Many Aboriginals who experienced a residential
school "education" are now parents and grandparents
and many possess deep biases against education for
their children because of what they experienced. It
is a difficult subject for many to understand
because the residential school experience was not
the same for everyone involved. Clearly, some
schools were better maintained than others while
some staff members more benevolent than others.
Although a difficult subject to broach, the story of
the residential schools has become an important part
of not only First Nations history but of Canadian
Separated from their family, friends, and in many cases the
only home they had known, First Nations children were taken
together, according to age level, to the residential school in
the fall of each year. Once at the school, they were not
permitted to speak their native tongue and the supervisors spoke
only English to them, punishing them if they reverted to their
own language. In many cases, the children knew nothing of the
English language upon their arrival and this meant that many
spent several years in silence until they were even able to
express their needs.
The school environment was a stark contrast to the home
environment where Aboriginal children were important
contributing members of their family and community. At home the
children were encouraged and expected to help with the daily
work – tending the nets, feeding the animals, cutting and
hauling wood, or cutting up meat and fish for drying. In
contrast, the schools demanded very little of these types of
tasks. The children were not taught to take care of others in
their community. In fact, often times the children were
discouraged from developing their own ideals. Their movements
were monitored and they were expected to adhere to strict
guidelines of conduct.
The schools were very difficult and lonely places for many
children, but their effects reached all the way into individual
communities. Often times, children returned home for summer
vacation completely changed. They were no longer interested in
helping with daily tasks and rather than spending time with
their families, who were no doubt becoming more foreign each
passing year, they preferred to spend time with children their
own age who also attended residential school.

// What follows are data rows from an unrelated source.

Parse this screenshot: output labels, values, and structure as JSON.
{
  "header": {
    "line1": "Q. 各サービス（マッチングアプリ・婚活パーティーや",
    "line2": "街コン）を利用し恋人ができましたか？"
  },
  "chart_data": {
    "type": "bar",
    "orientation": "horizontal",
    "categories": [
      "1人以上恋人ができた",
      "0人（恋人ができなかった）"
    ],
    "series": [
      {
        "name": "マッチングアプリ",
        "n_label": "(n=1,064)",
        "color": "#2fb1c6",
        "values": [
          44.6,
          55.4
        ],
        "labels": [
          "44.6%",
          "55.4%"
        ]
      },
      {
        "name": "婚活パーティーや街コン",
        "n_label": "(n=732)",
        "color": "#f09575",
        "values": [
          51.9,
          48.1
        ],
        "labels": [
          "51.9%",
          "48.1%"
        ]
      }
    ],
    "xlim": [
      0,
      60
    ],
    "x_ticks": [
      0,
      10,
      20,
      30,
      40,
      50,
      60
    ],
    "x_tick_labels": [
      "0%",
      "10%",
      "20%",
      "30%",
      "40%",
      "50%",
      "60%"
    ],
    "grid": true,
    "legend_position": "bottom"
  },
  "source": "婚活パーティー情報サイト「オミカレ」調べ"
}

Perhaps the most detrimental effect of the schools was the
children's loss of all ability to speak their own language –
effectively breaking the means of communication and traditional
knowledge shared between parents and their children.

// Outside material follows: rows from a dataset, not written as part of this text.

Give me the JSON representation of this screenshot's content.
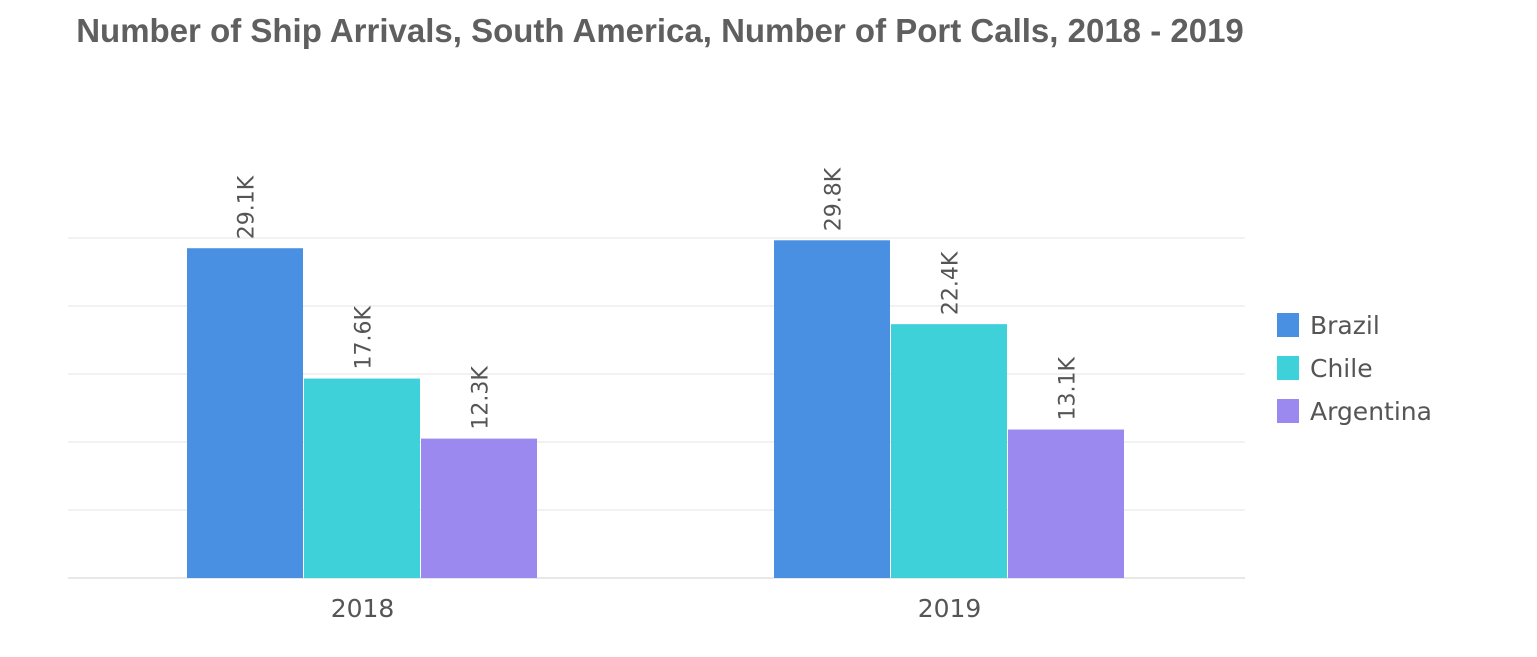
{
  "chart_data": {
    "type": "bar",
    "title": "Number of Ship Arrivals, South America, Number of Port Calls, 2018 - 2019",
    "xlabel": "",
    "ylabel": "",
    "categories": [
      "2018",
      "2019"
    ],
    "series": [
      {
        "name": "Brazil",
        "values": [
          29100,
          29800
        ],
        "labels": [
          "29.1K",
          "29.8K"
        ],
        "color": "#4a90e2"
      },
      {
        "name": "Chile",
        "values": [
          17600,
          22400
        ],
        "labels": [
          "17.6K",
          "22.4K"
        ],
        "color": "#3fd1d9"
      },
      {
        "name": "Argentina",
        "values": [
          12300,
          13100
        ],
        "labels": [
          "12.3K",
          "13.1K"
        ],
        "color": "#9b89f0"
      }
    ],
    "ylim": [
      0,
      30000
    ],
    "grid": true,
    "legend": "right"
  }
}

Furthermore, children were taught at school that their culture
was somehow inferior and not worth preserving. As a result, the
residential school disrupted the passing of traditional beliefs,
skills, and knowledge from one generation to the next, and
deliberately separated the children from their heritage by
encouraging them to resent it and embrace a more European
outlook and belief system.
While the cultural shock was immense, residential schools did
provide an opportunity for some of the Aboriginal youth to learn
how to read and write in English, which some believe has aided
the two cultures in gaining a better understanding of each other
By the 1950s, the Canadian government finally began to
realize the residential school policy was a failure. The last
residential school in Canada was closed some 30 years later.

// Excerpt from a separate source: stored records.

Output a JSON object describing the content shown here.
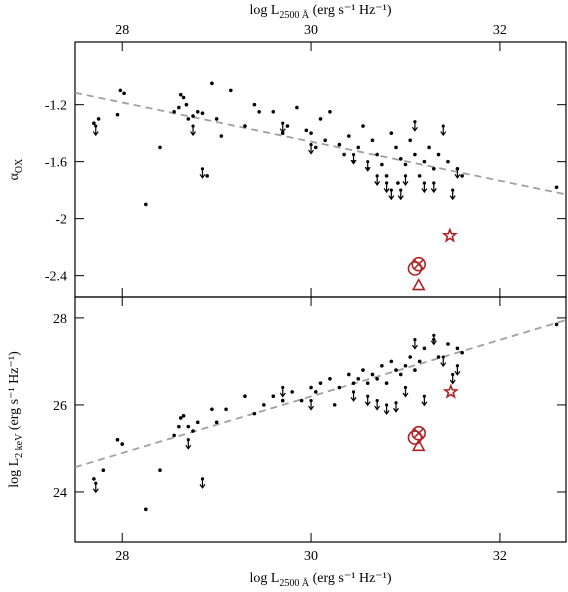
{
  "chart_data": [
    {
      "type": "scatter",
      "xlabel": {
        "main": "log L",
        "sub": "2500 Å",
        "unit": " (erg s⁻¹ Hz⁻¹)"
      },
      "ylabel": {
        "main": "α",
        "sub": "OX"
      },
      "xlim": [
        27.5,
        32.7
      ],
      "xticks": [
        28,
        30,
        32
      ],
      "xticks_top": true,
      "ylim": [
        -2.55,
        -0.76
      ],
      "yticks": [
        -1.2,
        -1.6,
        -2,
        -2.4
      ],
      "color": "#000000",
      "detections": {
        "x": [
          27.7,
          27.75,
          27.95,
          27.98,
          28.02,
          28.25,
          28.4,
          28.55,
          28.6,
          28.62,
          28.65,
          28.68,
          28.7,
          28.75,
          28.8,
          28.85,
          28.9,
          28.95,
          29.0,
          29.05,
          29.15,
          29.3,
          29.4,
          29.45,
          29.6,
          29.7,
          29.75,
          29.85,
          29.95,
          30.0,
          30.05,
          30.1,
          30.15,
          30.2,
          30.3,
          30.35,
          30.4,
          30.45,
          30.5,
          30.55,
          30.6,
          30.65,
          30.7,
          30.75,
          30.8,
          30.85,
          30.9,
          30.92,
          30.95,
          31.0,
          31.05,
          31.1,
          31.15,
          31.2,
          31.25,
          31.3,
          31.35,
          31.45,
          31.55,
          31.6,
          32.6
        ],
        "y": [
          -1.33,
          -1.3,
          -1.27,
          -1.1,
          -1.12,
          -1.9,
          -1.5,
          -1.25,
          -1.22,
          -1.13,
          -1.15,
          -1.2,
          -1.3,
          -1.28,
          -1.25,
          -1.26,
          -1.7,
          -1.05,
          -1.3,
          -1.42,
          -1.1,
          -1.35,
          -1.2,
          -1.25,
          -1.25,
          -1.4,
          -1.35,
          -1.22,
          -1.38,
          -1.4,
          -1.5,
          -1.3,
          -1.45,
          -1.25,
          -1.48,
          -1.55,
          -1.42,
          -1.6,
          -1.5,
          -1.35,
          -1.65,
          -1.45,
          -1.55,
          -1.62,
          -1.7,
          -1.4,
          -1.5,
          -1.75,
          -1.58,
          -1.62,
          -1.45,
          -1.55,
          -1.7,
          -1.6,
          -1.5,
          -1.65,
          -1.55,
          -1.6,
          -1.65,
          -1.7,
          -1.78
        ]
      },
      "upper_limits": {
        "x": [
          27.72,
          28.75,
          28.85,
          29.7,
          30.0,
          30.45,
          30.6,
          30.7,
          30.8,
          30.85,
          30.95,
          31.0,
          31.1,
          31.2,
          31.3,
          31.4,
          31.5,
          31.55
        ],
        "y": [
          -1.35,
          -1.35,
          -1.65,
          -1.33,
          -1.48,
          -1.55,
          -1.6,
          -1.7,
          -1.75,
          -1.8,
          -1.8,
          -1.7,
          -1.32,
          -1.75,
          -1.75,
          -1.35,
          -1.8,
          -1.65
        ]
      },
      "fit": {
        "x": [
          27.5,
          32.7
        ],
        "y": [
          -1.116,
          -1.83
        ],
        "color": "#a0a0a0"
      },
      "marker_color": "#b22222",
      "markers": [
        {
          "shape": "star",
          "x": 31.47,
          "y": -2.12
        },
        {
          "shape": "circle-x",
          "x": 31.14,
          "y": -2.32
        },
        {
          "shape": "circle",
          "x": 31.1,
          "y": -2.35
        },
        {
          "shape": "triangle",
          "x": 31.14,
          "y": -2.47
        }
      ]
    },
    {
      "type": "scatter",
      "xlabel": {
        "main": "log L",
        "sub": "2500 Å",
        "unit": " (erg s⁻¹ Hz⁻¹)"
      },
      "ylabel": {
        "main": "log L",
        "sub": "2 keV",
        "unit": " (erg s⁻¹ Hz⁻¹)"
      },
      "xlim": [
        27.5,
        32.7
      ],
      "xticks": [
        28,
        30,
        32
      ],
      "xticks_top": false,
      "ylim": [
        22.85,
        28.48
      ],
      "yticks": [
        28,
        26,
        24
      ],
      "color": "#000000",
      "detections": {
        "x": [
          27.7,
          27.8,
          27.95,
          28.0,
          28.25,
          28.4,
          28.55,
          28.6,
          28.62,
          28.65,
          28.7,
          28.75,
          28.8,
          28.95,
          29.0,
          29.1,
          29.3,
          29.4,
          29.5,
          29.6,
          29.7,
          29.8,
          29.9,
          30.0,
          30.05,
          30.1,
          30.2,
          30.25,
          30.3,
          30.4,
          30.45,
          30.5,
          30.55,
          30.6,
          30.65,
          30.7,
          30.75,
          30.8,
          30.85,
          30.9,
          30.95,
          31.0,
          31.05,
          31.1,
          31.15,
          31.2,
          31.3,
          31.35,
          31.45,
          31.55,
          31.6,
          32.6
        ],
        "y": [
          24.3,
          24.5,
          25.2,
          25.1,
          23.6,
          24.5,
          25.3,
          25.5,
          25.7,
          25.75,
          25.5,
          25.4,
          25.6,
          25.9,
          25.6,
          25.9,
          26.2,
          25.8,
          26.0,
          26.2,
          26.1,
          26.3,
          26.1,
          26.4,
          26.3,
          26.5,
          26.6,
          26.0,
          26.4,
          26.7,
          26.5,
          26.6,
          26.8,
          26.5,
          26.7,
          26.6,
          26.9,
          26.5,
          27.0,
          26.8,
          26.7,
          26.9,
          27.1,
          26.8,
          27.0,
          27.3,
          27.5,
          27.1,
          27.4,
          27.3,
          27.2,
          27.85
        ]
      },
      "upper_limits": {
        "x": [
          27.72,
          28.7,
          28.85,
          29.7,
          30.0,
          30.45,
          30.6,
          30.7,
          30.8,
          30.9,
          31.0,
          31.1,
          31.2,
          31.3,
          31.4,
          31.5,
          31.55
        ],
        "y": [
          24.2,
          25.2,
          24.3,
          26.4,
          26.1,
          26.3,
          26.2,
          26.1,
          26.0,
          26.05,
          26.4,
          27.5,
          26.2,
          27.6,
          27.1,
          26.7,
          26.9
        ]
      },
      "fit": {
        "x": [
          27.5,
          32.7
        ],
        "y": [
          24.57,
          27.95
        ],
        "color": "#a0a0a0"
      },
      "marker_color": "#b22222",
      "markers": [
        {
          "shape": "star",
          "x": 31.48,
          "y": 26.3
        },
        {
          "shape": "circle-x",
          "x": 31.14,
          "y": 25.35
        },
        {
          "shape": "circle",
          "x": 31.1,
          "y": 25.25
        },
        {
          "shape": "triangle",
          "x": 31.14,
          "y": 25.05
        }
      ]
    }
  ]
}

Today, Aboriginal people want recognition of what was done to
their communities as a result of the residential schools.
Aboriginal people have demanded, and received, official
apologies from the Anglican, United and Roman Catholic churches
which operated residential schools. As more and more former
students of residential schools come forth with stories about
the sexual and physical abuse they experienced, several
religious authorities who administered the schools are being
charged criminally. The far-reaching effects of the schools are
impossible to measure. For the hundreds of Aboriginal Peoples
who went through the residential school process, the most
important work lies in healing. The process is ongoing, but
communities are working both with Elders and institutions to
bring justice and peace to those who were hurt.